Comedian Bill Bellamy discussed his inventing of the iconic phrase 'booty call' during an appearance on this week's episode of PEOPLE in the '90s, saying he wished he had trademarked it. The term entered the lexicon when he was on HBO's Def Comedy Jam.

"At the time I wasn't thinking of it like that," said Bellamy. "I was just thinking of my joke. I didn't realize the phrase would catch on to become, like you said, a normal word that people know what it is now. Booty Call was just a clever way to say you're trying to get a girl to come by. But who knew that everybody was going to lock in on it? I probably right now would be on a spaceship if I trademarked it. I mean, I'd be out there with Elon Musk somewhere," Bellamy joked.

Asked why he thought the phrase was instantly in our vernacular, he explains, "The reason why that blew up, I think, in my opinion, was one, the joke was really, really funny, but the phrase was so easy," he said. "When I was doing it in the clubs, people started smiling, because they were like, 'That's what it is!'"

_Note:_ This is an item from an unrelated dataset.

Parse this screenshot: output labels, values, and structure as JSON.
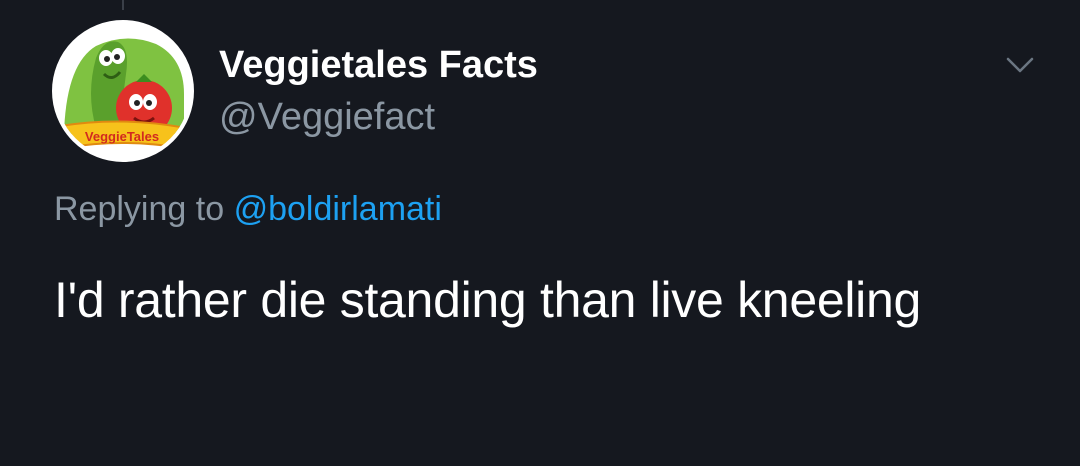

Bellamy also spoke of having to actually CALL someone back in the day. "Now they got Tinder, they're cheating. But back in the day you had to really make the call," he said. "Now you can swipe left, swipe right. We had to get the number," he added. "Now you just see a picture and you swipe."

Bill Bellamy discussed the legacy and influence of the Russell Simmons-produced Def Comedy Jam that ran on HBO from 1992 through 1997. "I knew it was going to be huge," he said. "The buzz about it, what it was doing for the culture of Black comedians at that time. HBO was really pushing the envelope. It was the place to be. HBO was like Netflix is today, right? So, for a comedian to be on HBO, you were going to be seen by millions. That's what was so bomb about it, and for all of the comics at that time, if you got on there, that meant you were top pick in the country, right? It's big. If you went on it and you killed it, it's lights out. That's why it was so important. You had like, eight minutes to do everything you could to be the funniest comedian ever, right? And so when I got on there, and I was literally the first comic on the first show, so they used my set as the promo for the show. It was crazy."

"When you go back and you watch those sets of all the comedians, guys and girls, we really, really were like the voices of the culture," he said. "We were topical. We were talking about subject matters that were really, really in the news and made it funny. And that's what was the beauty of being a really great comic is we take the scope or the lens of the world and we bring it to the stage and we make it funny from our perspective, right? And that was a place where you could do whatever subject."

Bellamy has had a varied career in stand-up, tv and film. His upcoming holiday movie, A Rich Christmas, is a story of a spoiled socialite who learns a lesson after her father asks her to work in a family homeless center. It co-stars Tyler Abron, Brandee Evans, and Denise Boutte. No release date set yet.